# Clausing-Colchester 11" 8000 series Compound Feed Nut



## Flightmap (Dec 17, 2013)

I have a Clausing-Colchester 11 Inch, 8000 series Gear Head Engine Lathe  (title taken directly form the parts manual) and my problem is with the COMPOUND FEED feed nut. Clausing uses the term "Topslide Assembly" This is part number 201-634-0.

I have too much slop in the feed nut and wish to replace it.  My question is:  has anyone made their own nut, what is the thread size (I think it is an Acme 1/2" X 10TPI but not sure) and has anyone used off the shelf material.  What i really want is confirmation of the Thread Size as the measurements I have made are just vague enough to cause an indecision.

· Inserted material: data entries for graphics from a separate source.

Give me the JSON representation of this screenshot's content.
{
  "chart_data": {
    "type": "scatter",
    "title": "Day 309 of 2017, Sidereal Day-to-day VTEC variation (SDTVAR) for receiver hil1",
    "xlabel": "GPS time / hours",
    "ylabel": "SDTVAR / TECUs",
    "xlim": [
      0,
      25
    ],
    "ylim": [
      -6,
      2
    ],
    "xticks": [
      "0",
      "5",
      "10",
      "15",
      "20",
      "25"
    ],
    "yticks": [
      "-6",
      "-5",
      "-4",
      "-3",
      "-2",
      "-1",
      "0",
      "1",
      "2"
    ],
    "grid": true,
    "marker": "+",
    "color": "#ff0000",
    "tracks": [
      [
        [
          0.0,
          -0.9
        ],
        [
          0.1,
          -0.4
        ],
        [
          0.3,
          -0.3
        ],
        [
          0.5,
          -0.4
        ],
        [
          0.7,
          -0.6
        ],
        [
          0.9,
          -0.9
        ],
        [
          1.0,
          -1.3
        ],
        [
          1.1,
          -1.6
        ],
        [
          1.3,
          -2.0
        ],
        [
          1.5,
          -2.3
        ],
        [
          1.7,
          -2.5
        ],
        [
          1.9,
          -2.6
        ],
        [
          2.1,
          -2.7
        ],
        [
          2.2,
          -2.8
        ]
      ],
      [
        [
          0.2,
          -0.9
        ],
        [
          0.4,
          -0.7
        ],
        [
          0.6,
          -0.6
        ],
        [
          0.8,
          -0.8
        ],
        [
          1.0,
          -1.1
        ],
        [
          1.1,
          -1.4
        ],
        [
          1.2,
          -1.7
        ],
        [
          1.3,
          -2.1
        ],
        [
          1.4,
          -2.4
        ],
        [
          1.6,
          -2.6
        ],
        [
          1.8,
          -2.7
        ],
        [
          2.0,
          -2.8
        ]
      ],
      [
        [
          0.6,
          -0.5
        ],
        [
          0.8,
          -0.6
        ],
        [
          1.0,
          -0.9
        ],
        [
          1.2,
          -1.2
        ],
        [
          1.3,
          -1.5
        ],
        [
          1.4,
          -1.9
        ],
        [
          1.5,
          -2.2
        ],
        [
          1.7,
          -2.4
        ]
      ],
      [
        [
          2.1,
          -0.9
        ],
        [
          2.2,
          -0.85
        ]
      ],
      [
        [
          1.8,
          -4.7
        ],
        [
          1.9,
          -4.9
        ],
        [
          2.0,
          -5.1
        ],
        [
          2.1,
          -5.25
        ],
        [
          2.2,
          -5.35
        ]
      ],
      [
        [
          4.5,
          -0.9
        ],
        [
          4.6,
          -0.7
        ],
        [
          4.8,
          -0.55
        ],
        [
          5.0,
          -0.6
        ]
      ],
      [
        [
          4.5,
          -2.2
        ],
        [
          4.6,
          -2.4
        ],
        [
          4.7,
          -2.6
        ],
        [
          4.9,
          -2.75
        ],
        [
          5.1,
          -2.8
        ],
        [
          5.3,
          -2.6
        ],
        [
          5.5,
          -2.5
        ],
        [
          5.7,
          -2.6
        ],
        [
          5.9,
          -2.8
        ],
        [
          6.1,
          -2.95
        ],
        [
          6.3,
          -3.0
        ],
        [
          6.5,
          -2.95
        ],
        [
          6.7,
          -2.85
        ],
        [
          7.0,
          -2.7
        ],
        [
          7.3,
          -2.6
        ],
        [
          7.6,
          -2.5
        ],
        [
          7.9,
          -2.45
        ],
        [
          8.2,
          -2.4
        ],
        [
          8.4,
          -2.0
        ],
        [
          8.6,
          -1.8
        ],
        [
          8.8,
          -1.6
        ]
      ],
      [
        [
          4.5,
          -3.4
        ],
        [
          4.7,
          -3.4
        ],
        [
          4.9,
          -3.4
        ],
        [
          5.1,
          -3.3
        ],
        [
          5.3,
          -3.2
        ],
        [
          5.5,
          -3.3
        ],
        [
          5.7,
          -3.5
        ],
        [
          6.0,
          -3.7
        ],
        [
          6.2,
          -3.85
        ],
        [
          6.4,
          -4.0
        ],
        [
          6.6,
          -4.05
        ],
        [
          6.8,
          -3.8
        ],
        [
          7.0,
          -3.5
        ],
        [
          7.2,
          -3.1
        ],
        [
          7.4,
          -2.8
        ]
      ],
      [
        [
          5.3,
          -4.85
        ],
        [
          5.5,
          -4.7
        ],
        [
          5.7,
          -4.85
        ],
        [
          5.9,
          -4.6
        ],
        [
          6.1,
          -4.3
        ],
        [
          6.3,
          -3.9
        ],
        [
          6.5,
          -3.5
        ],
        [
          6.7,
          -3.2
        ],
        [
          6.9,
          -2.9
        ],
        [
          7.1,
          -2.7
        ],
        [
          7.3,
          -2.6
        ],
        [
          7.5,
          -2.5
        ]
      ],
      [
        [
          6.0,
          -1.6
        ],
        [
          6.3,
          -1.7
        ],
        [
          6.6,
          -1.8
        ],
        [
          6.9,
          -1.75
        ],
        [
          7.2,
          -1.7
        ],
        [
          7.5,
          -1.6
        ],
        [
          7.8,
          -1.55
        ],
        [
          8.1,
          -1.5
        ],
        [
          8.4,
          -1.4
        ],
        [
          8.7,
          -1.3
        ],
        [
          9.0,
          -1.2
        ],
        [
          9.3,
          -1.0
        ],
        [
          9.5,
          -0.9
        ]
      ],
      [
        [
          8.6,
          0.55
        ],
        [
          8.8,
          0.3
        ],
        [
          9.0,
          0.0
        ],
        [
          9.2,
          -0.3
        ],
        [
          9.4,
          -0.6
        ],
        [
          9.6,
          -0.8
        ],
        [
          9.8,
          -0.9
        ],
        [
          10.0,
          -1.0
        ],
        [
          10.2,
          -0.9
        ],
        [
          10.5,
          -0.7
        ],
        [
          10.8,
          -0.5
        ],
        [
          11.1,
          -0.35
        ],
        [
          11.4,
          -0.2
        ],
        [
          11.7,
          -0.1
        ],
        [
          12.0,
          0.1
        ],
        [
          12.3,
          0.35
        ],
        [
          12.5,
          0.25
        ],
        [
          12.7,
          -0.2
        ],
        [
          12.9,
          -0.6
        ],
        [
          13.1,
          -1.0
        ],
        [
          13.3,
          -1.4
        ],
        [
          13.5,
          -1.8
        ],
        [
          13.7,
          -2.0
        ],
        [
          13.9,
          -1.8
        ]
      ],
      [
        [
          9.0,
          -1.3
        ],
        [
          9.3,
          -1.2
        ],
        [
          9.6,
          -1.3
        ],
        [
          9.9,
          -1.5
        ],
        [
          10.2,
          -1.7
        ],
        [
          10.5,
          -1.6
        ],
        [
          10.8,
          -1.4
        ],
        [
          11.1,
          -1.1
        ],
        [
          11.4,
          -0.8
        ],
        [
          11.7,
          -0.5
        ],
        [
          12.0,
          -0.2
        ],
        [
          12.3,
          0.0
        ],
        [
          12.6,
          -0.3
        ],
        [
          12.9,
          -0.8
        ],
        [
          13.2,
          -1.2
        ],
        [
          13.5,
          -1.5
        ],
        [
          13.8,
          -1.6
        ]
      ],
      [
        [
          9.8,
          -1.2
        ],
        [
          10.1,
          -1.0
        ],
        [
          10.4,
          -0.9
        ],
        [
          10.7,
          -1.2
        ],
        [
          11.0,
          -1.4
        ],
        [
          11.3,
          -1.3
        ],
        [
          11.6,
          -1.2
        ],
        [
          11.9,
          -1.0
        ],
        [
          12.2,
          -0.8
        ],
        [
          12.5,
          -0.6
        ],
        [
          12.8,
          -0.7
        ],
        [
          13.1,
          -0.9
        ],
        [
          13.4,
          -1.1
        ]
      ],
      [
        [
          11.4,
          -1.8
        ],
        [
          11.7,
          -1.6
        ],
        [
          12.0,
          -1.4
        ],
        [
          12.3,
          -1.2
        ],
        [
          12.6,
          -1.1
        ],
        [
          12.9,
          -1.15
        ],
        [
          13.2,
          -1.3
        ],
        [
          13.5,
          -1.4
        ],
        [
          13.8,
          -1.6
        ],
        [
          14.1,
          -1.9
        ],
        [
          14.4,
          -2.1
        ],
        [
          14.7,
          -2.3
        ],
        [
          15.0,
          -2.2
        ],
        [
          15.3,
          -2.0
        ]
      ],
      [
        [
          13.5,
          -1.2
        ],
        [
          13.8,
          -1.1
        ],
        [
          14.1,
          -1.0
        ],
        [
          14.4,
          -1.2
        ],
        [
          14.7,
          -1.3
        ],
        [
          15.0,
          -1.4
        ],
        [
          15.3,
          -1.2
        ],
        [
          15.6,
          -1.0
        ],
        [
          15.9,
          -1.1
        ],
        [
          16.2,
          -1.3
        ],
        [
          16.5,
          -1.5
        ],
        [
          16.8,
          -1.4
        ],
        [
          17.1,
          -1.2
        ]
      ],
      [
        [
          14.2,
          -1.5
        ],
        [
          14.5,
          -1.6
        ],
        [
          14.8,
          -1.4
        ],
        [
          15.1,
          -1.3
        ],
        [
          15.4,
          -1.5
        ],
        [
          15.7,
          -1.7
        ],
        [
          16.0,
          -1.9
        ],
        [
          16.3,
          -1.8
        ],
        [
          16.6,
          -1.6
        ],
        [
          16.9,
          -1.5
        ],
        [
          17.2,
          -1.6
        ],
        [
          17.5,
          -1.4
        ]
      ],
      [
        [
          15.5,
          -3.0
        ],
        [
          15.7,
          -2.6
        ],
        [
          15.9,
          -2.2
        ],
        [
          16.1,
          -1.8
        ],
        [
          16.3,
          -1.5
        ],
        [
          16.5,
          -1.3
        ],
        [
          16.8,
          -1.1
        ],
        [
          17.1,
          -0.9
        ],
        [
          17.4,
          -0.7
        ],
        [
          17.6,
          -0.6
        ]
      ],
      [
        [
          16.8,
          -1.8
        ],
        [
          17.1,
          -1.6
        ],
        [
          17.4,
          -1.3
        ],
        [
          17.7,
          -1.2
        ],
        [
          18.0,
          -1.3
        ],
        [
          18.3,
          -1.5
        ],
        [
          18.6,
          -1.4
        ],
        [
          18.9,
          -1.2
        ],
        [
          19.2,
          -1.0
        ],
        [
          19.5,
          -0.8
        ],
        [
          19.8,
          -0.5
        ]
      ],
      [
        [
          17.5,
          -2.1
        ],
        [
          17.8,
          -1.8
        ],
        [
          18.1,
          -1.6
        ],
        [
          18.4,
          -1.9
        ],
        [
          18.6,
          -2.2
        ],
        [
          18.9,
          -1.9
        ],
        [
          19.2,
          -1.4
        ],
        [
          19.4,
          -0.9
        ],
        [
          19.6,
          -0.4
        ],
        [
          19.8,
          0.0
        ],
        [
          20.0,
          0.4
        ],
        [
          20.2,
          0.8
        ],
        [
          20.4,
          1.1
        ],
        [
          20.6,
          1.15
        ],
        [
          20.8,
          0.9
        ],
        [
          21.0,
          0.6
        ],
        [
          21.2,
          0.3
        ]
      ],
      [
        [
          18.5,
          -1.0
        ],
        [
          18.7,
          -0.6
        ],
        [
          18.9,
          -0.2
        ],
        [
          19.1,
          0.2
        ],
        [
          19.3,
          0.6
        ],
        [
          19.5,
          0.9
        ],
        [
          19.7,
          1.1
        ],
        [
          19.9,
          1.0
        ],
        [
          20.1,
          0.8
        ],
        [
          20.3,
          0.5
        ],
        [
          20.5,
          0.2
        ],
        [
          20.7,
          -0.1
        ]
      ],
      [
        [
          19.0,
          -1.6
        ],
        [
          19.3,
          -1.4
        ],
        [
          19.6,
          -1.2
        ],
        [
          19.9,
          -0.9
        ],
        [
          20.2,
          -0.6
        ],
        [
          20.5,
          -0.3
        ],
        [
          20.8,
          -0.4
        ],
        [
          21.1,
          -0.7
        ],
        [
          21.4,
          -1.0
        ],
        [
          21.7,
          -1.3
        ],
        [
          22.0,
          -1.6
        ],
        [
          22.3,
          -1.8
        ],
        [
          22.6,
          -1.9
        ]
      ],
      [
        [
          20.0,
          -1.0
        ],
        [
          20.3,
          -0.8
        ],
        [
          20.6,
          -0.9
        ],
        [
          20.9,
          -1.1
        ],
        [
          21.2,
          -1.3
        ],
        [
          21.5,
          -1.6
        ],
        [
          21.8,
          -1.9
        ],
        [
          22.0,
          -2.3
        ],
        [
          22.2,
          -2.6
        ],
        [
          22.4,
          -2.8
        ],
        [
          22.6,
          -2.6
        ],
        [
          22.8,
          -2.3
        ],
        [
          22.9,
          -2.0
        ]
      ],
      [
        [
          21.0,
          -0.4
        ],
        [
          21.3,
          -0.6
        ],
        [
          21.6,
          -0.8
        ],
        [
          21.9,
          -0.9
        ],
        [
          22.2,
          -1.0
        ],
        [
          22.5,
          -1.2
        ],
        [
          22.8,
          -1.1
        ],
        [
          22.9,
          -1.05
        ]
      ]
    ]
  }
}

The parts manual shows an English designation on the nut, but perhaps this is variable?  See the following attachment for drawing, from Clausing

file://localhost/tmp/PreviewPasteboardItems/col-8000-11-01%20(dragged).pdf

On another topic, I have read where the name of this lathe is sometimes referred to as a "Bantam" especially in England.  Is this a correct Identifier?  Some have used the additional identifier of MK1 or MK2.  Are these additions (MK?) correct for the 11 inch lathe?  Is there any other titles that identify this lathe?  I would like to use identifiers that are accurate and not confusing (as in my previous post on cross-feed).


----------



## Flightmap (Dec 19, 2013)

These are pictures of my lathe.  Any thoughts on exactly what name this lathe is (MK1,MK2,??)

Ken


----------



## Badge171 (Dec 20, 2013)

*Re: Clausing-Colchester 11&quot; 8000 series Compound Feed Nut*

I have that machine . I also needed the feed nut and I replaced the shaft, If I remember correctly 1/2 " left hand thread, made the nut out of bronze square stock. the shaft and tap, purchased, My project came out fine
	

		
			
		

		
	




- - - Updated - - -

If you need Ill measure it out sometime this weekend, Or I can make you one,That may take a little longer with the holiday and all.  I have the material and taps already .
Let me know
best regards 
frank


----------